She buried her face in her hands again, and sobbed convulsively.

"Do not be afraid," said I. "I will meet him, and explain all. Or say— answer me this," I added, in fervid, vehement tones—"I can do more than this. I will tell him it was all my doing. I will accept his anger. I'll tell him I was half mad, and repented. I'll tell any thing —any thing you like. I'll shield you so that all his fury shall fall on me, and he will have nothing for you but pity."

"Stop," said she, solemnly, rising to her feet, and looking at me with her white face—"stop! You must not talk so. I owe my life to you already. Do not overwhelm me. You have now deliberately offered to accept dishonor for my sake. It is too much. If my gratitude is worth having, I assure you I am grateful beyond words. But your offer is impossible. Never would I permit it."

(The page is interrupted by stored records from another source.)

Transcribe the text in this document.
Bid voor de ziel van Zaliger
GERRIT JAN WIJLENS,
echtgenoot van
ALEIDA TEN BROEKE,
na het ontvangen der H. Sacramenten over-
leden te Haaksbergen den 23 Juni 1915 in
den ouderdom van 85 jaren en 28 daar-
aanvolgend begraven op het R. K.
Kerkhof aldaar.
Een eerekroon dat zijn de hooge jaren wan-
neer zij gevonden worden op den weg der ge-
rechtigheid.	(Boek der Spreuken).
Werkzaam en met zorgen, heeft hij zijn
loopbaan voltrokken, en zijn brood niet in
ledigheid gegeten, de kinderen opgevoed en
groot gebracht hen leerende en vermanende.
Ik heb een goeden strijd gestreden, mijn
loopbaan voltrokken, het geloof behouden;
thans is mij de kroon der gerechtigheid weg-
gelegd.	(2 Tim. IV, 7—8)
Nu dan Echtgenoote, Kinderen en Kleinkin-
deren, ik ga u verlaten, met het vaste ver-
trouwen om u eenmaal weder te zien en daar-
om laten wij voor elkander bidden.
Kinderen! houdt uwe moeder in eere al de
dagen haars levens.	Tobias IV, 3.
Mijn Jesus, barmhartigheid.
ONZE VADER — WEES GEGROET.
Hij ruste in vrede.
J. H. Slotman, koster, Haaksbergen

"Will you go home, then?" I asked, as she paused.

"Yes," said she, slowly.

I offered my arm, and she took it, leaning heavily upon me. Our progress was slow, for the storm was fierce, and she was very weak.

"I think," said she, "that in my haste I left the back door unlocked. If so, I may get in without being observed."

"I pray Heaven it may be so," said I, "for in that case all trouble will be avoided."

We walked on a little farther. She leaned more and more heavily upon me, and walked more and more slowly. At last she stopped.

I knew what was the matter. She was utterly exhausted, and to go farther was impossible. I did not question her at all. I said nothing. I stooped, and raised her in my arms without a word, and walked vigorously onward. She murmured a few words of complaint, and struggled feebly; but I took no notice whatever of her words or her struggles. But her weakness was too great even for words. She rested on me like a dead weight, and I would have been sure that she had fainted again, had I not felt the convulsive shudders that from time to time passed through her frame, and heard her frequent heavy sighs and sobbings.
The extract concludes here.